Biosafety as currently discussed in the International “Convention on Biological Diversity” (CBD) and designed to create internationally binding protocols on biosafety. The application of biotechnology to food and agriculture can bring not only potential risks and benefits as any technology can, but also concerns about the human dimensions coupled with biotechnology. These include both positive and negative impacts on stake holders, social institutions, economy and communities. Different areas associated with biosafety include: (i) Agriculture and food system issues (ii) Market and consumer issues (iii) Institutional issues, business issues and (iv) Social issues. Biosafety is the prevention of large-scale loss of biological integrity, focusing both on ecology and human health. These prevention mechanisms include conduction of regular reviews of the biosafety in laboratory settings, as well as strict guidelines to follow.
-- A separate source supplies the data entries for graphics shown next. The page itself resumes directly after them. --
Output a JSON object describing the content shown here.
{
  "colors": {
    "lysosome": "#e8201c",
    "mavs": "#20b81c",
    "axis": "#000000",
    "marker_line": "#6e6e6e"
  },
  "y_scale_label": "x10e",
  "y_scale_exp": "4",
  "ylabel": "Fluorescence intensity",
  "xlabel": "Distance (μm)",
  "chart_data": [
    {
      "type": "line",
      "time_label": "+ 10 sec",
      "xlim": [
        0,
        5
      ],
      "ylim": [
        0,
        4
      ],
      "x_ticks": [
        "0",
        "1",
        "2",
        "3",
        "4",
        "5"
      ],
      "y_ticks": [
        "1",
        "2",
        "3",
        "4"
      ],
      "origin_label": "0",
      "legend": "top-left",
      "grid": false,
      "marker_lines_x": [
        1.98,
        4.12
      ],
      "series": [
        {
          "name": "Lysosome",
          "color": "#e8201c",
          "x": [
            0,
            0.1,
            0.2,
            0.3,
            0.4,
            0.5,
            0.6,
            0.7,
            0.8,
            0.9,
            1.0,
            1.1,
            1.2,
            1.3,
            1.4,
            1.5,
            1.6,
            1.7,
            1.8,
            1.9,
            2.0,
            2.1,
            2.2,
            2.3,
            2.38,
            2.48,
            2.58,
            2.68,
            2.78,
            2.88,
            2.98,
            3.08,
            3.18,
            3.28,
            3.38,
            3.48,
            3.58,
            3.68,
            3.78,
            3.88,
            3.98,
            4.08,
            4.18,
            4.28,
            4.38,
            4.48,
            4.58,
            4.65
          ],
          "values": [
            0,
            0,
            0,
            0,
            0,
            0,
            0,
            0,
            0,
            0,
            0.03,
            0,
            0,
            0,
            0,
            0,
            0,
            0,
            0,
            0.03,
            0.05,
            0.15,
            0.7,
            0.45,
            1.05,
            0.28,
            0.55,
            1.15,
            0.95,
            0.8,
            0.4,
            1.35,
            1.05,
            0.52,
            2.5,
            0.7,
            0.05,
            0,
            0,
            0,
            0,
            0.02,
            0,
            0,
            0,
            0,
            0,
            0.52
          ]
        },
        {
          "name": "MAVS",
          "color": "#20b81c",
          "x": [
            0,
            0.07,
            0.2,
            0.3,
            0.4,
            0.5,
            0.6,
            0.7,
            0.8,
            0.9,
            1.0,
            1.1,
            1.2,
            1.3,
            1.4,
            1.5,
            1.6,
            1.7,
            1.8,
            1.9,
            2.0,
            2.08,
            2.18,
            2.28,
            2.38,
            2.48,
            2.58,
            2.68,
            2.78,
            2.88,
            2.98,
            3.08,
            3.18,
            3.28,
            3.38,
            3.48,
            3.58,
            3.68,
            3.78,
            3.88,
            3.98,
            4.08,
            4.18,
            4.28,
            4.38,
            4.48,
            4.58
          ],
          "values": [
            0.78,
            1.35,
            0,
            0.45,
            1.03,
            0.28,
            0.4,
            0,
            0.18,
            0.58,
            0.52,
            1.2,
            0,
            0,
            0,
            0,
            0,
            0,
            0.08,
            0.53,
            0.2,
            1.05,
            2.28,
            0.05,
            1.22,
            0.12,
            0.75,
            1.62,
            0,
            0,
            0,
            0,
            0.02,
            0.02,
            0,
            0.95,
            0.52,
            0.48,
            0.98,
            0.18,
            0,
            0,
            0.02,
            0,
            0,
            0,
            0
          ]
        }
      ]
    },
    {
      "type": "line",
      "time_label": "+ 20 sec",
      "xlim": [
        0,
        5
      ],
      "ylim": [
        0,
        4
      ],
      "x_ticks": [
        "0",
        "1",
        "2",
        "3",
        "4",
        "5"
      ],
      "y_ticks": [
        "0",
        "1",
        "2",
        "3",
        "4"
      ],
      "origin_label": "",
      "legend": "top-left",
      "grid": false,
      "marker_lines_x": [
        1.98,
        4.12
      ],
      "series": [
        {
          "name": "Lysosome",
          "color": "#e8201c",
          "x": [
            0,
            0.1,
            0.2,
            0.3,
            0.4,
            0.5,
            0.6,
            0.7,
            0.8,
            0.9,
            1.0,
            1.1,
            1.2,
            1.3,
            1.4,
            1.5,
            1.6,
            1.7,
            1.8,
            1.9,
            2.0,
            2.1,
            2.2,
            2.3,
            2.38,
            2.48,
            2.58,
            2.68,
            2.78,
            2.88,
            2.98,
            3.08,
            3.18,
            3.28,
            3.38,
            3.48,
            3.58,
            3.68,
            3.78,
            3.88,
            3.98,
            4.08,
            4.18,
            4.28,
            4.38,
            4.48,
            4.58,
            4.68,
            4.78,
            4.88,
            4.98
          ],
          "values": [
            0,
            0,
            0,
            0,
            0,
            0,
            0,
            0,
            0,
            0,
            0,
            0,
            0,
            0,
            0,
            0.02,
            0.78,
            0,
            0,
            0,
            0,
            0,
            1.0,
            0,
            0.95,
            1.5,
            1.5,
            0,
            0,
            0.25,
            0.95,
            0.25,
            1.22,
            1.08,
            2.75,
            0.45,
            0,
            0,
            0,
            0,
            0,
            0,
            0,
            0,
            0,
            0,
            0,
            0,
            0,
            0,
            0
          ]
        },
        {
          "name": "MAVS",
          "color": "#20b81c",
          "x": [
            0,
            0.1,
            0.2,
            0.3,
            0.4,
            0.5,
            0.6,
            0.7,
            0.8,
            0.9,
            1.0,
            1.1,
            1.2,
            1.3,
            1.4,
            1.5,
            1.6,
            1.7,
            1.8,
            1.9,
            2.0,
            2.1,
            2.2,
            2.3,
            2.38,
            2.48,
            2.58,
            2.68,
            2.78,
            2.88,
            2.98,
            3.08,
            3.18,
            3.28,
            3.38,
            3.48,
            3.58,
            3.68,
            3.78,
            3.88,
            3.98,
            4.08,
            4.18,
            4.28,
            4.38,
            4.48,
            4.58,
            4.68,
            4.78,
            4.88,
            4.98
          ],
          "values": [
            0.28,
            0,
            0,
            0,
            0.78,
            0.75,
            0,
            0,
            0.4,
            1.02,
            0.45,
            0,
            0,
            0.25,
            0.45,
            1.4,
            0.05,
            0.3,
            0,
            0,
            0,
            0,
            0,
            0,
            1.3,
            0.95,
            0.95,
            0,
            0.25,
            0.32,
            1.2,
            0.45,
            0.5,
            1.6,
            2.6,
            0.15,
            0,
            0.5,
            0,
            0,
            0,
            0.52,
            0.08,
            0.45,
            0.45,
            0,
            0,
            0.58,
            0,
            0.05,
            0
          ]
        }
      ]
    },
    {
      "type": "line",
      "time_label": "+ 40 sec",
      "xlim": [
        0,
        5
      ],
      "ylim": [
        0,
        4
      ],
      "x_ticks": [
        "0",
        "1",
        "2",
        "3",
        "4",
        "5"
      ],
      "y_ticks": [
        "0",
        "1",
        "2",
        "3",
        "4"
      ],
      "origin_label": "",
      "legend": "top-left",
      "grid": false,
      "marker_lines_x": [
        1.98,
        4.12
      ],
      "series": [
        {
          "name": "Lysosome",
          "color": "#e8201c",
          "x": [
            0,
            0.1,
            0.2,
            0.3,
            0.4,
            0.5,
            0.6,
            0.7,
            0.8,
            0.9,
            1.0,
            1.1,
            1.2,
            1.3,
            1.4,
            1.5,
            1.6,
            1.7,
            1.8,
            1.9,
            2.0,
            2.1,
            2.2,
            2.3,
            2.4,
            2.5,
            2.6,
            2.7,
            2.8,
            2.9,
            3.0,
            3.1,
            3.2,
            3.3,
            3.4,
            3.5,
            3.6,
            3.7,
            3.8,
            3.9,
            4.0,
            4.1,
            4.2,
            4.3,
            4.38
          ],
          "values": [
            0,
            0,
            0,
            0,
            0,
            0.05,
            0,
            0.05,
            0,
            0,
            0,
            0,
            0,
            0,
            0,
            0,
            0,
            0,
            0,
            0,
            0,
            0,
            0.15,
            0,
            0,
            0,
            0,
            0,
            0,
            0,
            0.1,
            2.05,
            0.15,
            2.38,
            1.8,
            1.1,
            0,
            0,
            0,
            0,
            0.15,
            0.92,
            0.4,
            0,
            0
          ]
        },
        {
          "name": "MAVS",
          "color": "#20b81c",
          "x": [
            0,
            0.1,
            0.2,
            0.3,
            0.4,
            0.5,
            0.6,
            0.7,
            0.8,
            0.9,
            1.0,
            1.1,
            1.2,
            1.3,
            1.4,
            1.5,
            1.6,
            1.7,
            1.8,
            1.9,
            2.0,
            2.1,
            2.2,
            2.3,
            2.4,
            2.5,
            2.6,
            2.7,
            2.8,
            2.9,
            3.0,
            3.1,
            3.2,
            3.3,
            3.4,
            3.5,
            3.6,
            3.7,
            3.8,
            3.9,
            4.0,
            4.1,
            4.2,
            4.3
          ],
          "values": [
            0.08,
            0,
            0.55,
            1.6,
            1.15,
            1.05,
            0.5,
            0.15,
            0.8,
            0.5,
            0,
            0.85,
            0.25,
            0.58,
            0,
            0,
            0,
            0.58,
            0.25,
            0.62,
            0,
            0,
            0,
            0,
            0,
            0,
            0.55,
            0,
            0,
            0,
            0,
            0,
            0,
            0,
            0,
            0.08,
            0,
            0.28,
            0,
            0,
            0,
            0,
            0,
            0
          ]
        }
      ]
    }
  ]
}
The international Cartagena Protocol on Biosafety deals primarily with the agricultural definition but many advocacy groups seek to expand it to include post-genetic threats: new molecules, artificial life forms, and even robots which may compete directly in the natural food chain. ‘Biosafety’ means the need to protect human and animal health and environment from the possible adverse effects of the products of modern biotechnology. Bioethics is the study of the typically controversial ethical issues emerging from new situations and possibilities brought about by advances in biology and medicine. It is also moral discernment as it relates to medical policy and practice. Bioethicists are concerned with the ethical questions that arise in the relationships among life sciences, biotechnology, medicine, politics, law, and philosophy. The scope of bioethics can expand with biotechnology, including cloning, gene therapy, life extension, human genetic engineering, astroethics and life in space, and manipulation of basic biology through altered DNA, XNA and proteins. These developments will affect future evolution, and may require new principles that address life at its core, such as biotic ethics that values life itself at its basic biological processes and structures, and seeks their propagation.